Excavation, waterproofing membrane installation, and concrete lining of the new sections of accelerator
ring tunnel

Two particular geological problems were experienced during excavation of the TI2 and TI8 tunnel structures. First there were isolated rockfalls as in situ stresses in the over consolidated molasse were released with excavation. In the smaller diameter tunnels these were not serious and caused no injuries but they did slow progress. Second, there was a swelling or heaving reaction of certain clays and marls when in contact with water introduced by the excavation process. Invert heave of as much as 300mm was subsequently reexcavated and leveled prior to being lined with concrete. Rockfalls were minimized with the installation of extra rock bolts in certain areas and with a thickening of the shotcrete primary support.

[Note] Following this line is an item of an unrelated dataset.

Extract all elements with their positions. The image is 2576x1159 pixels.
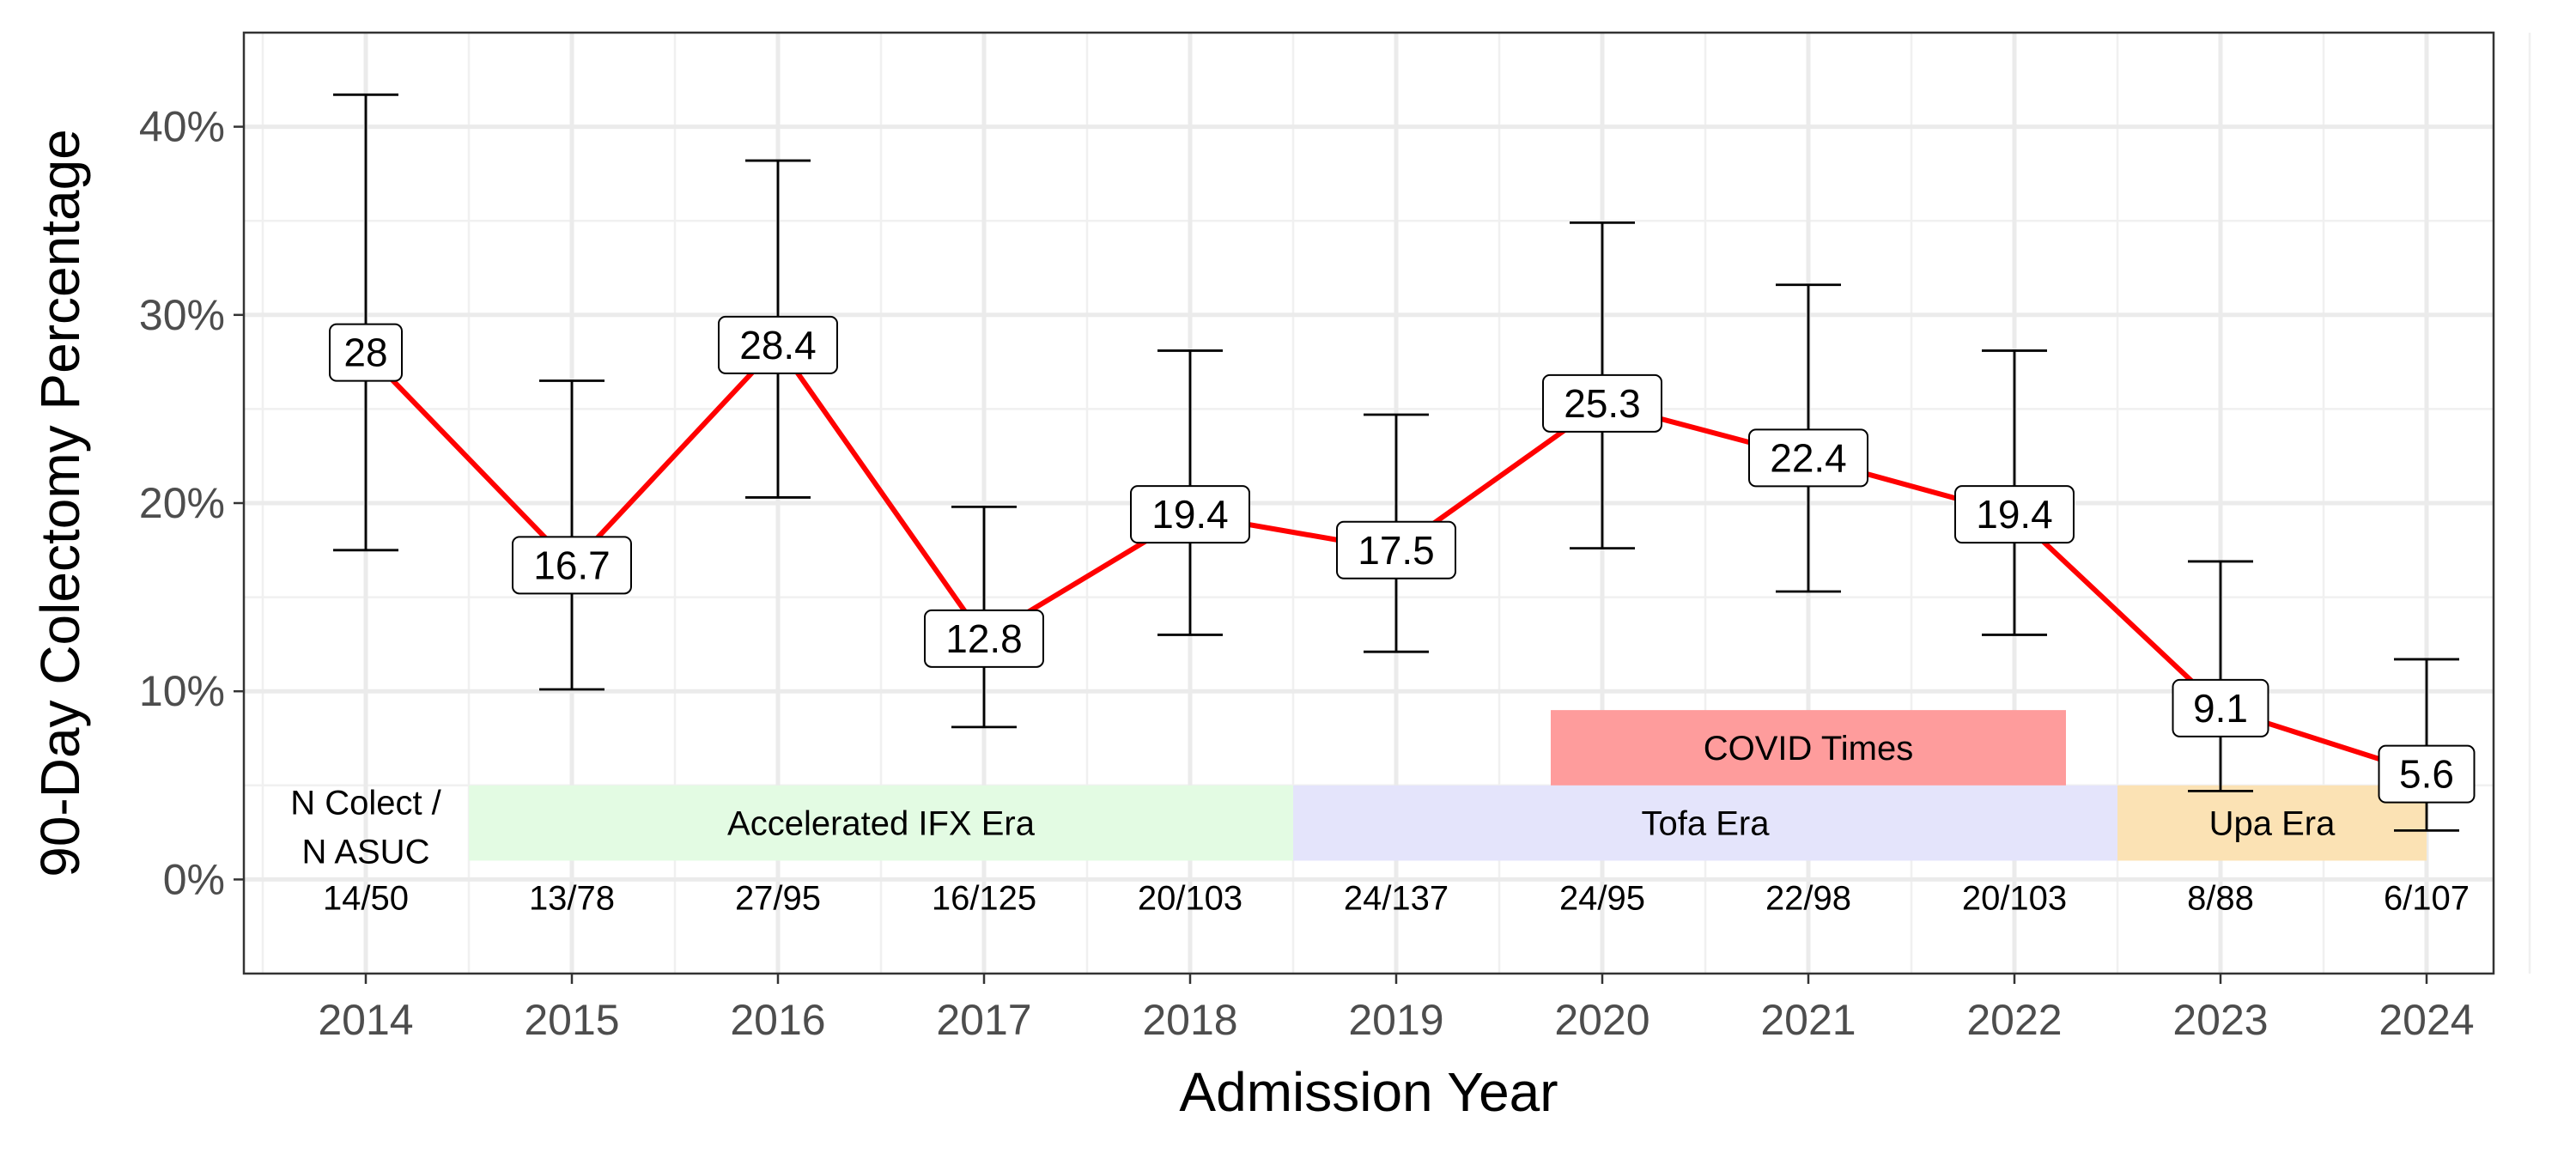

Meanwhile, in new facilities on the surface, the components of the massive detector machines and the sections of the electromagnets to be installed in the tunnels and the set of complex, massive, and extremely impressive underground chambers are being assembled and prepared for installation. The project is on track to have all excavation completed by mid-2003 and the new LHC machine in operation by the due date of early 2006.